It’s not that I haven’t been writing at all. For example, I expanded on my New York Times letter from a while back and turned it into an Aftermath piece for Math Horizons magazine.

Then there was the public lecture I gave on campus at the end of October. I knew that there would be a broad range of mathematical experiences in the audience, and I wanted the talk to be interactive. This is a challenge every mathematician should take on at some point; it’s much different from giving someone at a cocktail party (do those still exist?) a vague idea of why you love math. I used fractions as the thread connecting assessment (formative and summative), procedural vs. conceptual understanding, the Common Core State Standards for Mathematics, and a little group theory.

At the end of my talk, among the questions from the audience was this, from a first-year student (not one of mine, but I hope to see him in a class at some point): “You talked about changes teachers are making to help students understand concepts and not just procedures. Is there anything being done in college-level math?” So, college-level math instructors, how would you answer that? I started out by saying that we have much more autonomy than public school teachers, which may be why there haven’t been large-scale organized efforts. I went on to say (if I remember correctly) that there are individuals and groups of college faculty thinking about and discussing these issues. I eventually worked my way around to saying that working with teachers has certainly improved my own teaching.
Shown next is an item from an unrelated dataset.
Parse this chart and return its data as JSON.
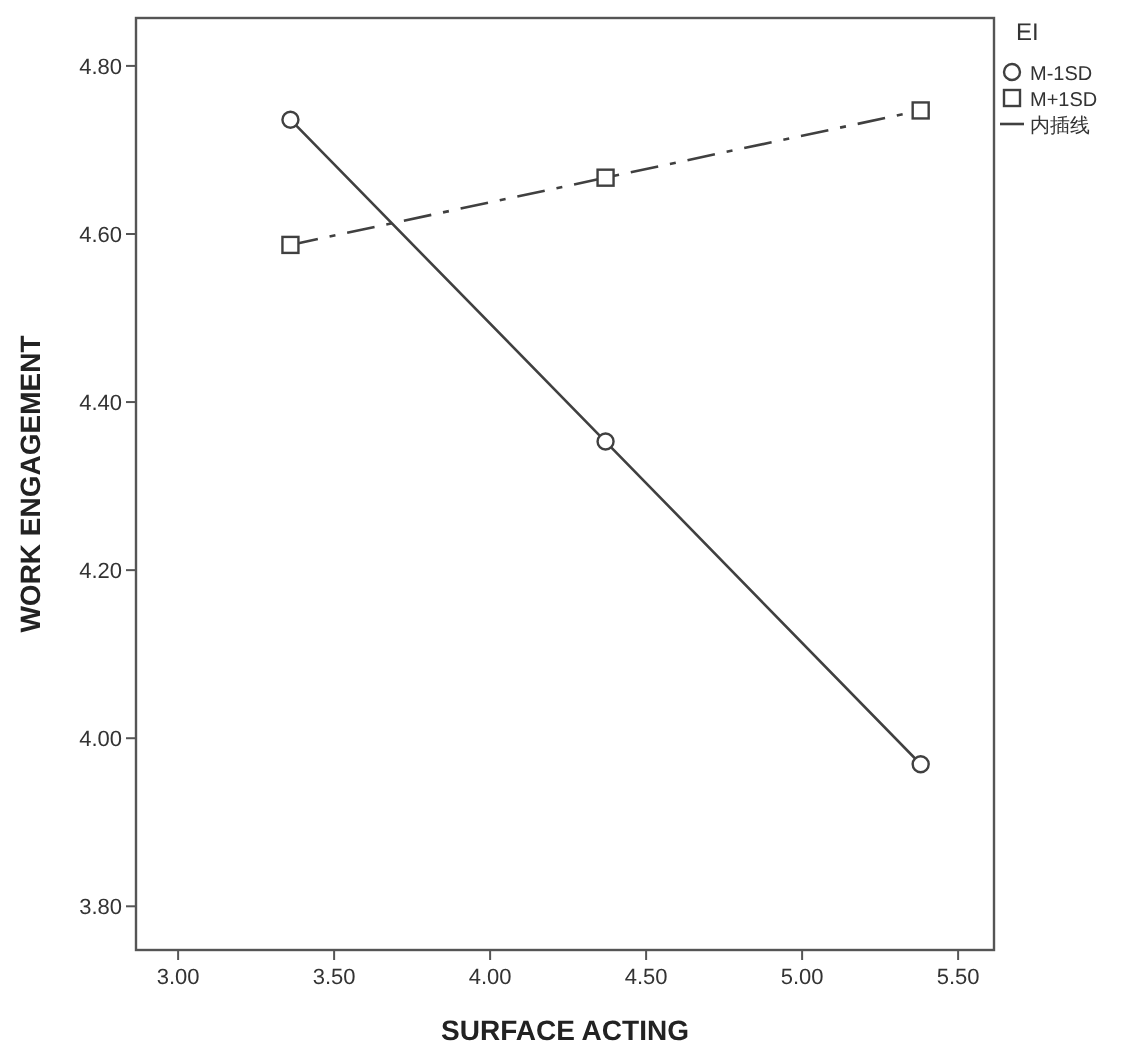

Note to self: explain that in writing.

Here are a few items I’ve shared with my first-year seminar students recently:

- a new set of materials for supporting English Language Learners in mathematics;
- financial education problems of the week from the Math Forum for grade levels K through 12;
- an essay by Deborah Stipek entitled “Mathematics in Early Childhood Education: Revolution or Evolution?” (we’ve been doing a project in a local Head Start classroom);
- an blog entry at the Huffington Post from Edward Frenkel and Hung-Hsi Wu;
- a writing assignment in the form of a letter that Kurt Vonnegut wrote in 1965 (yes, it’s about writing fiction, but I think I’ll quote the last three sentences every time I teach a FYS).